Du mème à la manipulation : Donald Trump franchit une nouvelle ligne rouge sur l’IA
C’est un nouveau chapitre dans l’histoire d’amour entre Donald Trump et l’intelligence artificielle. La Maison Blanche a publié sur son compte X, jeudi 22 janvier, une image altérée par IA d’une militante afro-américaine arrêtée par ICE, la controversée police des douanes et de l’immigration. Le message affirmait : « ARRÊTÉE. Pour avoir orchestré les émeutes dans une église du Minnesota : l’agitatrice d’extrême gauche Nekima Levy Armstrong ». L’image associée montrait un agent d’ICE, visage flouté, qui venait de passer les menottes à une femme, présentée comme Nekima Levy Armstrong, visiblement en pleurs.
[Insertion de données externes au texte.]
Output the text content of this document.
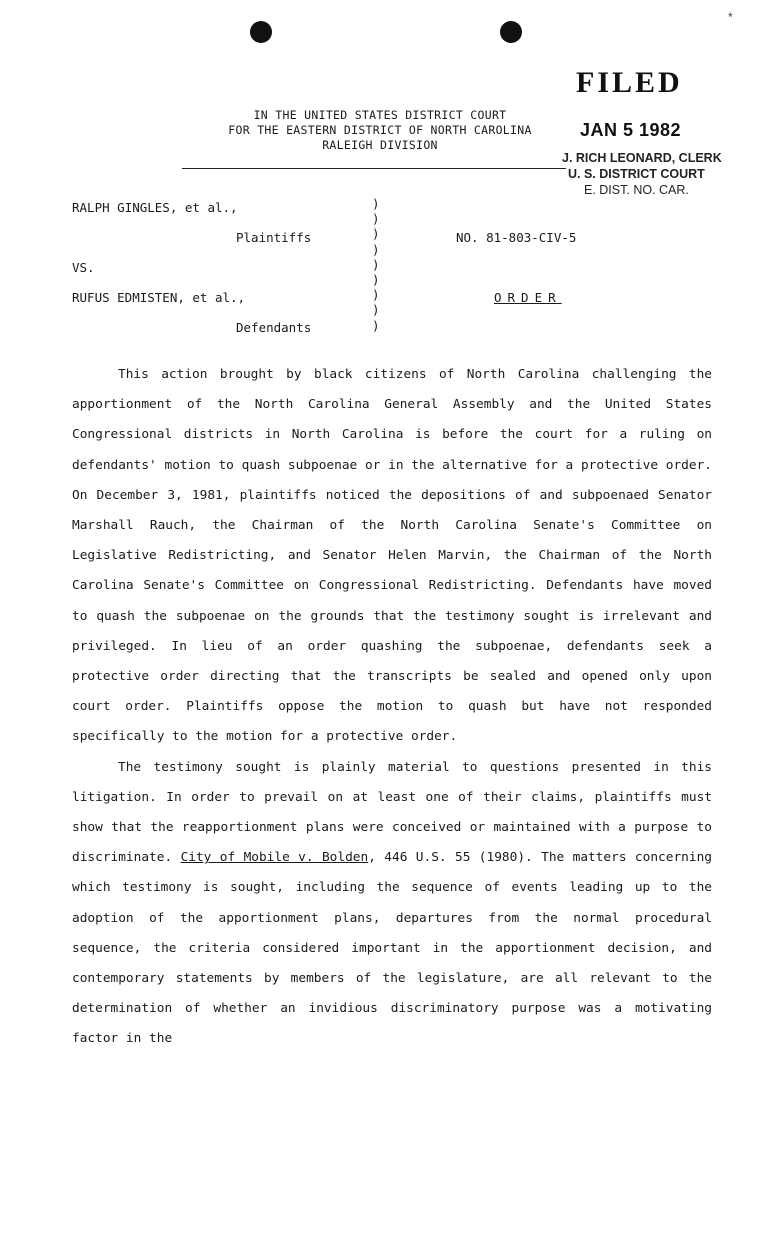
*
FILED
JAN 5 1982
J. RICH LEONARD, CLERK
U. S. DISTRICT COURT
E. DIST. NO. CAR.
IN THE UNITED STATES DISTRICT COURT
FOR THE EASTERN DISTRICT OF NORTH CAROLINA
RALEIGH DIVISION
RALPH GINGLES, et al.,
Plaintiffs
VS.
RUFUS EDMISTEN, et al.,
Defendants
)
)
)
)
)
)
)
)
)
NO. 81-803-CIV-5
ORDER

This action brought by black citizens of North Carolina challenging the apportionment of the North Carolina General Assembly and the United States Congressional districts in North Carolina is before the court for a ruling on defendants' motion to quash subpoenae or in the alternative for a protective order. On December 3, 1981, plaintiffs noticed the depositions of and subpoenaed Senator Marshall Rauch, the Chairman of the North Carolina Senate's Committee on Legislative Redistricting, and Senator Helen Marvin, the Chairman of the North Carolina Senate's Committee on Congressional Redistricting. Defendants have moved to quash the subpoenae on the grounds that the testimony sought is irrelevant and privileged. In lieu of an order quashing the subpoenae, defendants seek a protective order directing that the transcripts be sealed and opened only upon court order. Plaintiffs oppose the motion to quash but have not responded specifically to the motion for a protective order.

The testimony sought is plainly material to questions presented in this litigation. In order to prevail on at least one of their claims, plaintiffs must show that the reapportionment plans were conceived or maintained with a purpose to discriminate. City of Mobile v. Bolden, 446 U.S. 55 (1980). The matters concerning which testimony is sought, including the sequence of events leading up to the adoption of the apportionment plans, departures from the normal procedural sequence, the criteria considered important in the apportionment decision, and contemporary statements by members of the legislature, are all relevant to the determination of whether an invidious discriminatory purpose was a motivating factor in the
Un « mème » parmi tant d’autres ?
Une demi-heure après ce message initial, le compte X de Kristi Noem, ministre de la Sécurité nationale, a posté la même photo mais avec deux différences notables : Nekima Levy Armstrong ne pleurait pas, et le teint de sa peau était moins sombre. La Maison Blanche a par la suite reconnu avoir altéré l’image originale, mais a suggéré qu’il ne s’agissait que d’un « mème » parmi tant d’autres, ces détournements d’images qui inondent les réseaux sociaux.
Donald Trump est un grand consommateur de ce type de contenus. « Il a utilisé ou partagé lui-même fréquemment des images générées par IA depuis le début de son mandat et même pendant la campagne présidentielle de 2024 », reconnaît Marco Morini, spécialiste de la communication politique aux États-Unis à l’université La Sapienza de Rome.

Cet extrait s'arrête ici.